Certes, je n'ai pas 25 ans d'expérience professionnelle, ni dans ma fonction atuelle, ni dans la précédente, ni même si je les cumule toutes. Mais je m'approche doucement de la première décennie. J'ai goûté aux joies et au stress du privé, aux joies et aux procédures du public.
Dans le privé, l'arrivée d'un nouveau chef est souvent signe de révolution, tout le monde scrute son visage en se demandant à quelle sauce on va être mangé, et si son arrivée est synonyme de changement d'équipe. Une fois les principales craintes passées, il faut se rendre à l'évidence : tout ce qui a été fait avant son arrivée est "à chier", ce qui fonctionnait très bien le lundi est à proscrire le mardi. On se dirigeait à droite, on change de cap, on repart à gauche.
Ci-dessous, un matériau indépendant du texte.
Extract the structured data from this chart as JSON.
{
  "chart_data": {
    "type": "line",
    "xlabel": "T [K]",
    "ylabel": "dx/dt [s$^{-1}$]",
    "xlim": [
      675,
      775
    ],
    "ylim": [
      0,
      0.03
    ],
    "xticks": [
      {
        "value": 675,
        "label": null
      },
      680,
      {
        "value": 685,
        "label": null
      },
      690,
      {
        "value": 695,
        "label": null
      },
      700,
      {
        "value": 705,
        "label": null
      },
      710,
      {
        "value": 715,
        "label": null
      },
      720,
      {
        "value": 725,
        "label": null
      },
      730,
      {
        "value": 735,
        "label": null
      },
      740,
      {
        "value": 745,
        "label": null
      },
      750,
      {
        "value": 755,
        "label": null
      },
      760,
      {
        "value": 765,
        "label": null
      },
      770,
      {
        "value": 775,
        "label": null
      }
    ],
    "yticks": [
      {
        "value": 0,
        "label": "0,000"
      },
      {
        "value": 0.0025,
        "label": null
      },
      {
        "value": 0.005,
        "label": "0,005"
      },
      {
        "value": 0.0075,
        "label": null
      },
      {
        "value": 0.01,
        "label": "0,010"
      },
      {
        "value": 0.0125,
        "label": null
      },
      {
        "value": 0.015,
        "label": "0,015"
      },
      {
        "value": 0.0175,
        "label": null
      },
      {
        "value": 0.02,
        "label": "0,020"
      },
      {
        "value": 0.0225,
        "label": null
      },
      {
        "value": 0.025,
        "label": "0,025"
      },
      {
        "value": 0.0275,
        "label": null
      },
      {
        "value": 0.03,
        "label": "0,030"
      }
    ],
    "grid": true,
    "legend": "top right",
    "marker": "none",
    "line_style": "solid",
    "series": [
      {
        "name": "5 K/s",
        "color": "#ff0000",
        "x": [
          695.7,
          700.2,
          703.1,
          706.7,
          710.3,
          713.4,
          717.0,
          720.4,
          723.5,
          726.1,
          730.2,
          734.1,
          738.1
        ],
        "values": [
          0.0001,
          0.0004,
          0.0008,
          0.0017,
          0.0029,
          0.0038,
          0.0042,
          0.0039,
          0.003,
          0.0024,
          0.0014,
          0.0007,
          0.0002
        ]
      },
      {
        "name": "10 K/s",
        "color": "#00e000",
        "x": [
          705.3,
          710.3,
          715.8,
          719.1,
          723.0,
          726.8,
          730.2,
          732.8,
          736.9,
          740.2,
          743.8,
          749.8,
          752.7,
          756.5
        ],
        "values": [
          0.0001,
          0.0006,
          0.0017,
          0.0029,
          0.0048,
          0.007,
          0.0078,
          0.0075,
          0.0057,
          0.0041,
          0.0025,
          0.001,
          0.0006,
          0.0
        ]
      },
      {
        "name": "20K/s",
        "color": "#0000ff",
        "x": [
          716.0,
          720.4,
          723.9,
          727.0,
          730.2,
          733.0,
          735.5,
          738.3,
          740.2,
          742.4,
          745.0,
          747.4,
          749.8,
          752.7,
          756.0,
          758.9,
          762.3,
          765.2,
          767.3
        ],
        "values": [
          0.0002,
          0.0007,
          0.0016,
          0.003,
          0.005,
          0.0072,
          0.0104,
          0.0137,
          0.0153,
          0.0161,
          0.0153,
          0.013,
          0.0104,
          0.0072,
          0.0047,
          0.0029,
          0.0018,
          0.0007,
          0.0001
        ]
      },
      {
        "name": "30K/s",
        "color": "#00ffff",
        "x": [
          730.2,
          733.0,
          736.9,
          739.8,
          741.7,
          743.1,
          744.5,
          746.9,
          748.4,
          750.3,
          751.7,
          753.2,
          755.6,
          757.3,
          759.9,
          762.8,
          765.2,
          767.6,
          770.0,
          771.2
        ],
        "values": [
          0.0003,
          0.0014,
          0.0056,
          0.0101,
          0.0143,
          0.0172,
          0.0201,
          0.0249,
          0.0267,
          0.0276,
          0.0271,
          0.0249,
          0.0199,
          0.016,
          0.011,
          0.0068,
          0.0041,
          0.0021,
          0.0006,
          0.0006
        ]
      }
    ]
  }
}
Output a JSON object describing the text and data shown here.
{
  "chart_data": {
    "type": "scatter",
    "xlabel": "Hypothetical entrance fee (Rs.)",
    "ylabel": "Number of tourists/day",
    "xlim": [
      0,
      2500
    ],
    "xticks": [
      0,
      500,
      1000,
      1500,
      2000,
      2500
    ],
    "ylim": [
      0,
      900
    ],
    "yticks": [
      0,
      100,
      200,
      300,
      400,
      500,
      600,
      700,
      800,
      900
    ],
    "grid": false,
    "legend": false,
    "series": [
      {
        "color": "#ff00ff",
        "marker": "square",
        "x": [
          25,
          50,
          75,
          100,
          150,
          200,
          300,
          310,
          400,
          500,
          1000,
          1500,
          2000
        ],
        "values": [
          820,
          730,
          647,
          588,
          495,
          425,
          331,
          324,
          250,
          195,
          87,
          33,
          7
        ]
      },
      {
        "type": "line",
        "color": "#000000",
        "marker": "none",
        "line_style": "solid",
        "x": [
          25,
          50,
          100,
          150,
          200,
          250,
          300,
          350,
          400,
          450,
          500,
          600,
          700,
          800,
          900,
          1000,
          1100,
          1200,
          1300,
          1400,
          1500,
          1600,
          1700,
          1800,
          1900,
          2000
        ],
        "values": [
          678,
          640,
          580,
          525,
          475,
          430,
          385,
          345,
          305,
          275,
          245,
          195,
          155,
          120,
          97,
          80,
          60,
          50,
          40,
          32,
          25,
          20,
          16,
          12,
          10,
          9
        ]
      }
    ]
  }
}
On achetait au Brésil, ce sera Madagascar. Point barre. Le chef a ses raisons, ses objectifs, ses stock options en jeu. Y'aura plus qu'à attendre sa mutation et son successeur.
Dans le public, les choses sont sensiblement les mêmes, mais il y a un facteur considérable en plus : le système. Un truc énorme, bien lourd, rempli d'incohérences et d'exceptions, rempli de bonnes et de mauvaises volontés.
Lorsqu'un nouveau chef débarque, on le connaît depuis plusieurs mois. Parce qu'en général, on devine déjà qui va être chef avant même que le prédécesseur annonce son départ. A croire que les choses s'inscrivent d'elles-mêmes.
Le nouveau chef, comme dans le privé, se doit d'ajouter sa touche personnelle, histoire de marquer son passage dans l'institution, de graver son nom sur le "walk of fame" du système. Seulement, lorsqu'il annonce les changements, il n'a, en général, pas encore les moyens de les faire, mais au moins, on est prévenu des intentions de changement, et c'est vachement rassurant. Lorsqu'un an plus tard, on voit débarquer de nouvelles choses, on se regarde entre collègues et on se demande ce qui nous arrive, là. Ce sont en fait les fameux changements dont on avait parlé, mais si, tu ne te souviens pas ? Faut juste que le chef lui-même s'en souvienne, de ses nouveaux plans.
Entre temps, les changements sont passés entre les mains des syndicats qui ont tout renégocié, et les changements du chef ne sont plus vraiment d'actualité. Une année passe et les projets prennent forme, les signatures sont apposées aux bons endroits, les sous sont débloqués, les moyens arrivent peu à peu. On commence à s'organiser, on prépare, on bosse finalement beaucoup ... jusqu'à l'annonce de l'arrivée d'un nouveau chef, parce que l'actuel a pris du grade, grâce à sa super proposition dont personne n'aura jamais vu la couleur. Et le prochain, lui, préfèrera notre ancien système.
Pour survivre au système, il n'y a pas 36 000 solutions : il faut réinventer, sans cesse, les projets, histoire de coller à droite, à gauche, en bas, en haut, et surtout, surtout, ne pas stresser lorsqu'on nous annonce la venue d'un nouveau chef.